Hardly anyone can have missed the now famous statistician and New York Times blogger Nate Silver. By accurately predicting the outcome in 49 states in the 2008 American presidential election and in all 50 states in 2012, he is now considered a forecasting virtuoso with almost wizard-like status. He has outperformed all major traditional pundits despite only having done political predictions since late 2007. So how does he do it? What is his crystal ball made of, and what does he see when gazing into it?
Different types of professionals sometimes use different methods for predicting the same kinds of events. During election times, traditional pundits like to build up a narrative around a candidate, because it makes for a good story. Often they rely on little more than gut feeling and intuition. However, except in rare cases, this is far from the best way for getting at the truth.
Silver’s new book, The Signal and the Noise, offers many clues on how to tackle the enigma that is political predictions. In it, he writes about three governing principles that he used for his own forecasting model: Thinking probabilistically, updating the forecast as time passes, and looking for consensus. All three of which traditional pundits tend to ignore.
Thinking probabilistically means to not just say whether a candidate will win or not, but to put a number on your confidence that the candidate will win. This better represents the uncertainty in the real world that traditional pundits rarely talk about. Some might claim that not putting 100% probability that a specific event will occur is a way to safeguard yourself in case you would be wrong. But this is not the point. You shouldn’t be too surprised if an event with 95% probability doesn’t occur, because this is expected to happen in 5% of the cases (as long as the prediction is right).
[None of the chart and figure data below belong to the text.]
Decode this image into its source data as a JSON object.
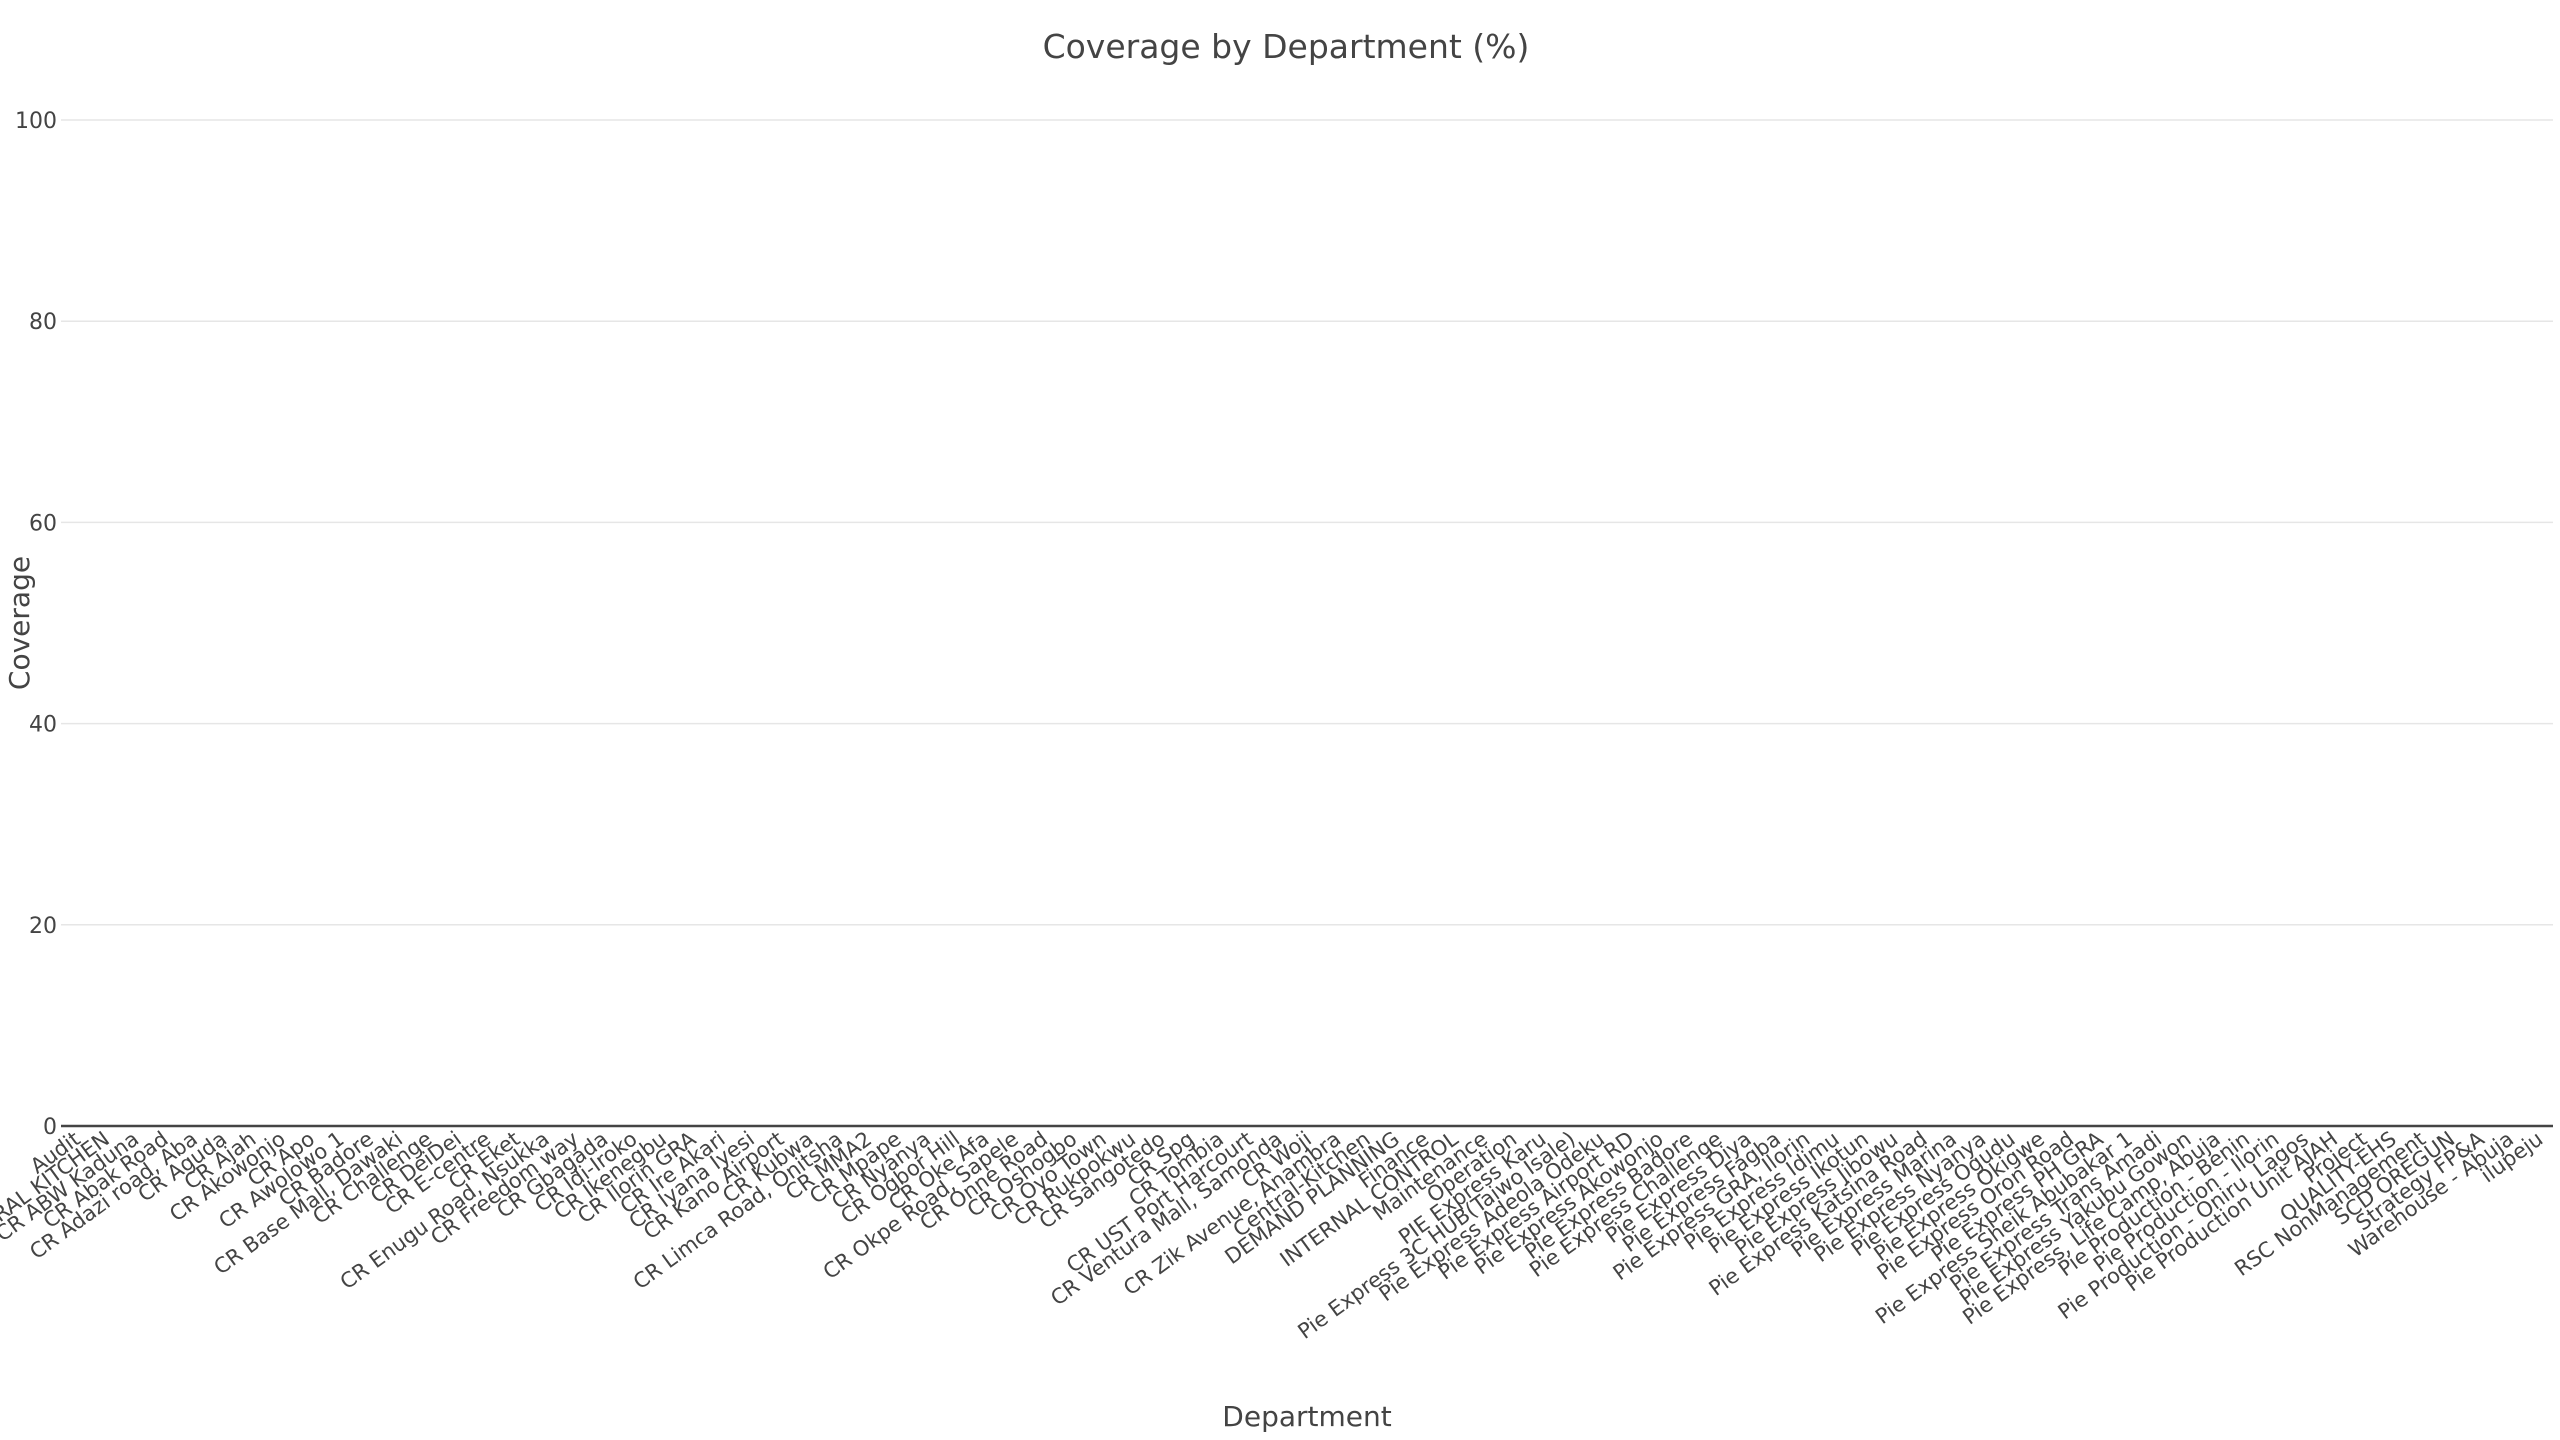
{
  "chart_data": {
    "type": "bar",
    "title": "Coverage by Department (%)",
    "xlabel": "Department",
    "ylabel": "Coverage",
    "ylim": [
      0,
      100
    ],
    "yticks": [
      0,
      20,
      40,
      60,
      80,
      100
    ],
    "grid": true,
    "categories": [
      "Audit",
      "CENTRAL KITCHEN",
      "CR ABW Kaduna",
      "CR Abak Road",
      "CR Adazi road, Aba",
      "CR Aguda",
      "CR Ajah",
      "CR Akowonjo",
      "CR Apo",
      "CR Awolowo 1",
      "CR Badore",
      "CR Base Mall, Dawaki",
      "CR Challenge",
      "CR DeiDei",
      "CR E-centre",
      "CR Eket",
      "CR Enugu Road, Nsukka",
      "CR Freedom way",
      "CR Gbagada",
      "CR Idi-Iroko",
      "CR Ikenegbu",
      "CR Ilorin GRA",
      "CR Ire Akari",
      "CR Iyana Iyesi",
      "CR Kano Airport",
      "CR Kubwa",
      "CR Limca Road, Onitsha",
      "CR MMA2",
      "CR Mpape",
      "CR Nyanya",
      "CR Ogbor Hill",
      "CR Oke Afa",
      "CR Okpe Road, Sapele",
      "CR Onne Road",
      "CR Oshogbo",
      "CR Oyo Town",
      "CR Rukpokwu",
      "CR Sangotedo",
      "CR Spg",
      "CR Tombia",
      "CR UST Port Harcourt",
      "CR Ventura Mall, Samonda",
      "CR Woji",
      "CR Zik Avenue, Anambra",
      "Central-Kitchen",
      "DEMAND PLANNING",
      "Finance",
      "INTERNAL CONTROL",
      "Maintenance",
      "Operation",
      "PIE Express Karu",
      "Pie Express 3C HUB(Taiwo Isale)",
      "Pie Express Adeola Odeku",
      "Pie Express Airport RD",
      "Pie Express Akowonjo",
      "Pie Express Badore",
      "Pie Express Challenge",
      "Pie Express Diya",
      "Pie Express Fagba",
      "Pie Express GRA, Ilorin",
      "Pie Express Idimu",
      "Pie Express Ikotun",
      "Pie Express Jibowu",
      "Pie Express Katsina Road",
      "Pie Express Marina",
      "Pie Express Nyanya",
      "Pie Express Ogudu",
      "Pie Express Okigwe",
      "Pie Express Oron Road",
      "Pie Express PH GRA",
      "Pie Express Sheik Abubakar 1",
      "Pie Express Trans Amadi",
      "Pie Express Yakubu Gowon",
      "Pie Express, Life Camp, Abuja",
      "Pie Production - Benin",
      "Pie Production - Ilorin",
      "Pie Production - Oniru, Lagos",
      "Pie Production Unit AJAH",
      "Project",
      "QUALITY-EHS",
      "RSC NonManagement",
      "SCD OREGUN",
      "Strategy FP&A",
      "Warehouse - Abuja",
      "ilupeju"
    ],
    "values": [
      0,
      0,
      0,
      0,
      0,
      0,
      0,
      0,
      0,
      0,
      0,
      0,
      0,
      0,
      0,
      0,
      0,
      0,
      0,
      0,
      0,
      0,
      0,
      0,
      0,
      0,
      0,
      0,
      0,
      0,
      0,
      0,
      0,
      0,
      0,
      0,
      0,
      0,
      0,
      0,
      0,
      0,
      0,
      0,
      0,
      0,
      0,
      0,
      0,
      0,
      0,
      0,
      0,
      0,
      0,
      0,
      0,
      0,
      0,
      0,
      0,
      0,
      0,
      0,
      0,
      0,
      0,
      0,
      0,
      0,
      0,
      0,
      0,
      0,
      0,
      0,
      0,
      0,
      0,
      0,
      0,
      0,
      0,
      0,
      0
    ],
    "bar_color": "#636efa"
  }
}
Updating the forecast can be important since facts are not always consistent over time. If the facts change, the forecast should also change. This is a principle that most traditional pundits don’t adhere to, and which they instead see as a sign of weakness. Rather than using new information to improve their forecast, traditional pundits see politics as intrinsically knowledgeable; just as a planet’s movement can be forecasted by knowing a set of physical laws, they also think an election should follow a predictable orbit.
Finally, looking for consensus means taking multiple viewpoints into account. Contrary to a traditional pundit who might dream about making a bold prediction that turns out to be true, Silver instead gets anxious if his predictions are too far off from the consensus. Evidence shows that group forecasts are more accurate than individual ones, and while a radical prediction can turn out to be true (and does so every now and then), this is not the best way to maximize your performance as a predictor over time.
And Silver’s model has legs. Given his track record from the last two U.S. presidential elections he likely knows what he is talking about. But Silver wasn’t the only one performing outstandingly well during last year’s presidential race. Drew Linzer, Sam Wang and Nate Silver can all, by some measure, be considered the most accurate election pundit of 2012. All of them outperformed–by large amounts–traditional pundits.
One major difference between these sage scientists and the poorer-performing traditional pundits is that the former often let statistics take center stage in their models, while the latter tend to rely more on qualitative knowledge such as a candidate’s personality. This doesn’t mean that less quantifiable knowledge has to be useless. Consider the Cook Political Report team: This team works on predicting the outcome of U.S. elections, and has so far been very successful. When making their predictions they use polls as well as data on, among other things, the demographics of a district. But they also conduct interviews with candidates.
The point of this is mostly to look for red flags, which could possibly lower the probability that a candidate would win. Instead of building a “mythical” narrative around a candidate from interviews (as a traditional pundit might do), the Cook Political Report team combines their findings with other information: if a candidate is unlikely to win in a district to begin with, it is probably still unlikely even if he or she is a very charismatic speaker. What makes these predictions so successful is that they carefully weigh in all the available evidence, and don’t just rely on one single piece of fragile intuition.
So, obviously, not all predictions are created equal. Silver’s and others exceptional performance has shown that the role of the traditional media prognosis is little more than to entertain. And while they probably won’t be replaced by gurus like Silver anytime soon, it feels comforting to know that there now are forecasters using proven methods that actually work. Time will tell if the rigorous models of Silver and co. will make political uncertainty a thing of the past.